Since I’m observing the IAM business, it has been under constant change. However, there is a change on its way that is bigger than many of the innovations we have seen over the past decade. It is IAM adopting the architectural concept of microservices.

This will have a massive impact on the way we can do IAM, and it will impact the type of offerings in the market. In a nutshell: microservices can make IAM far more agile and flexible. But let’s start with the Wikipedia definition of Microservices:

Microservices is a software development technique—a variant of the service-oriented architecture (SOA) architectural style that structures an application as a collection of loosely coupled services. In a microservices architecture, services are fine-grained and the protocols are lightweight. [Source: Wikipedia]

Basically, it is about moving to loosely coupled services and lightweight protocols for integration. Factually, this also includes lightweight APIs these services expose. Each microservice delivers specific, defined capabilities, which are then orchestrated.


When we look at the evolution of the IAM market, most applications have been architected more or less monolithic in the past. Most of them have some “macroservice” model built-in, with a couple of rather large functional components such as a workflow engine or an integration layer. Some vendors already have come a bit further in their journey towards microservices, but when looking at today’s on-premises solutions for IAM, for most vendors the journey towards microservices has just started, if at all.

Looking at IDaaS (Identity as a Service), the situation is different. Many (but not all) of the IDaaS solutions on the market have been architected from scratch following the microservices approach. However, in most cases, they do so internally, while still being exposed as a monolithic service to the customer.

The emerging trend – and, even more important, the growing demand of customers – now is for IAM being delivered as a set of microservices and via containers (which might contain multiple microservices or even a few legacy components not yet updated to the new model).
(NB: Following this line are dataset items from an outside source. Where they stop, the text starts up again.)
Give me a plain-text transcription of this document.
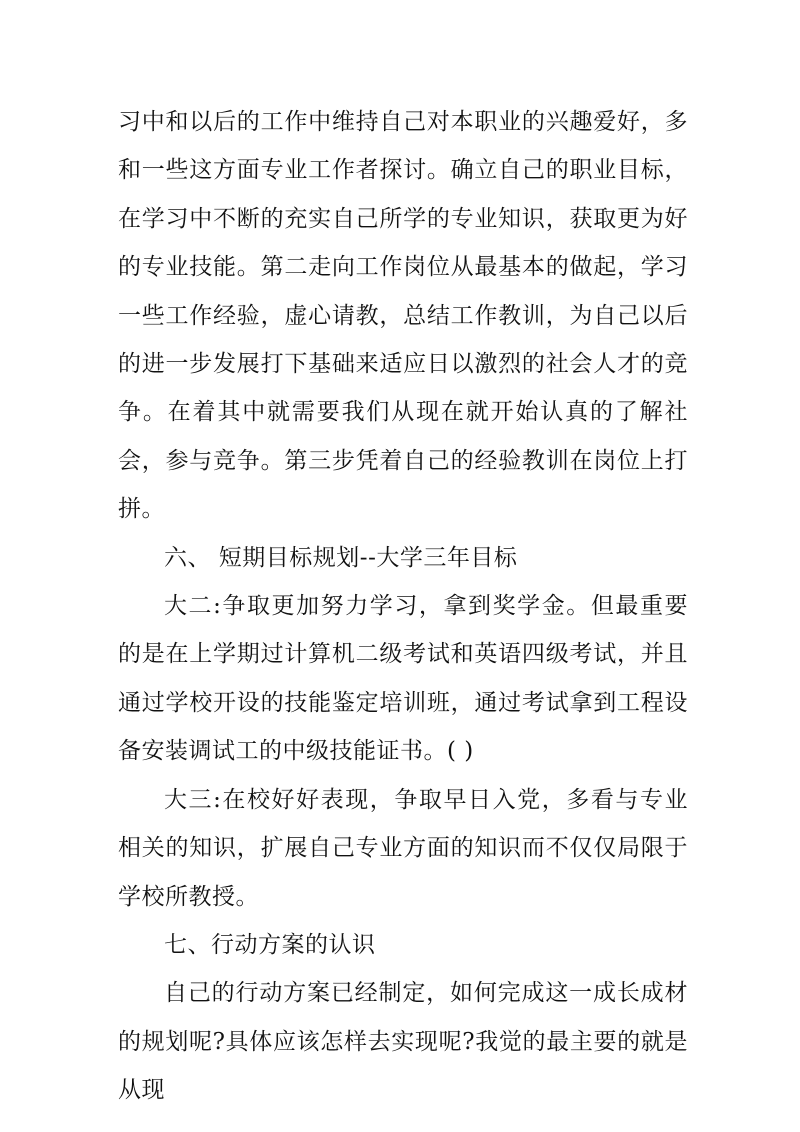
习中和以后的工作中维持自己对本职业的兴趣爱好，多和一些这方面专业工作者探讨。确立自己的职业目标，在学习中不断的充实自己所学的专业知识，获取更为好的专业技能。第二走向工作岗位从最基本的做起，学习一些工作经验，虚心请教，总结工作教训，为自己以后的进一步发展打下基础来适应日以激烈的社会人才的竞争。在着其中就需要我们从现在就开始认真的了解社会，参与竞争。第三步凭着自己的经验教训在岗位上打拼。

六、 短期目标规划--大学三年目标

大二:争取更加努力学习，拿到奖学金。但最重要的是在上学期过计算机二级考试和英语四级考试，并且通过学校开设的技能鉴定培训班，通过考试拿到工程设备安装调试工的中级技能证书。( )

大三:在校好好表现，争取早日入党，多看与专业相关的知识，扩展自己专业方面的知识而不仅仅局限于学校所教授。

七、行动方案的认识

自己的行动方案已经制定，如何完成这一成长成材的规划呢?具体应该怎样去实现呢?我觉的最主要的就是从现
Such an approach allows for more flexible deployments, customization, integration, and delivers the agility businesses are asking for today.

From a deployment point of view, such architecture gives business the option to decide where to run which of the services and, for example, support a hybrid deployment or a gradual shift from on-premises to private cloud and on to public cloud.

From a customization and integration perspective, orchestrating services via APIs with IAM services and other services such as IT Service Management is more straightforward than coding, and more flexible than just relying on customization. Lightweight APIs and standard protocols help.

Finally, a microservice-style IAM solution (and the containers its microservices reside in) can be deployed in a far more agile manner by adding services and orchestrations, instead of the “big bang” style rollout of rather complex toolsets we know today.

But as always, this comes at a price. Securing the microservices and their communication, particularly in hybrid environments, is an interesting challenge. Rolling out IAM in an agile approach, integrated with other services, requires strong skills in both IT and security architecture, as well as a new set of tools and automation capabilities. Mixing services of different vendors requires well-thought-out architectural approaches. But it is feasible.

Moving to a microservices approach for IAM provides a huge potential for both the customers and the vendors. For customers, it delivers flexibility and agility. They also can integrate services provided by different vendors in a much better way and they can align their IAM infrastructure with an IT service model much more efficiently.

For vendors, it allows supporting hybrid infrastructures with a single offering, instead of developing or maintaining both an on-premises product and an IDaaS offering. But it also raises many questions, starting with the one on the future licensing or subscription models for microservices – particularly if customers only want some, not all services.

There is little doubt that the shift to microservices architectures in IAM will significantly affect the style of IAM offerings provided by vendors, as it will affect the way IAM projects are done.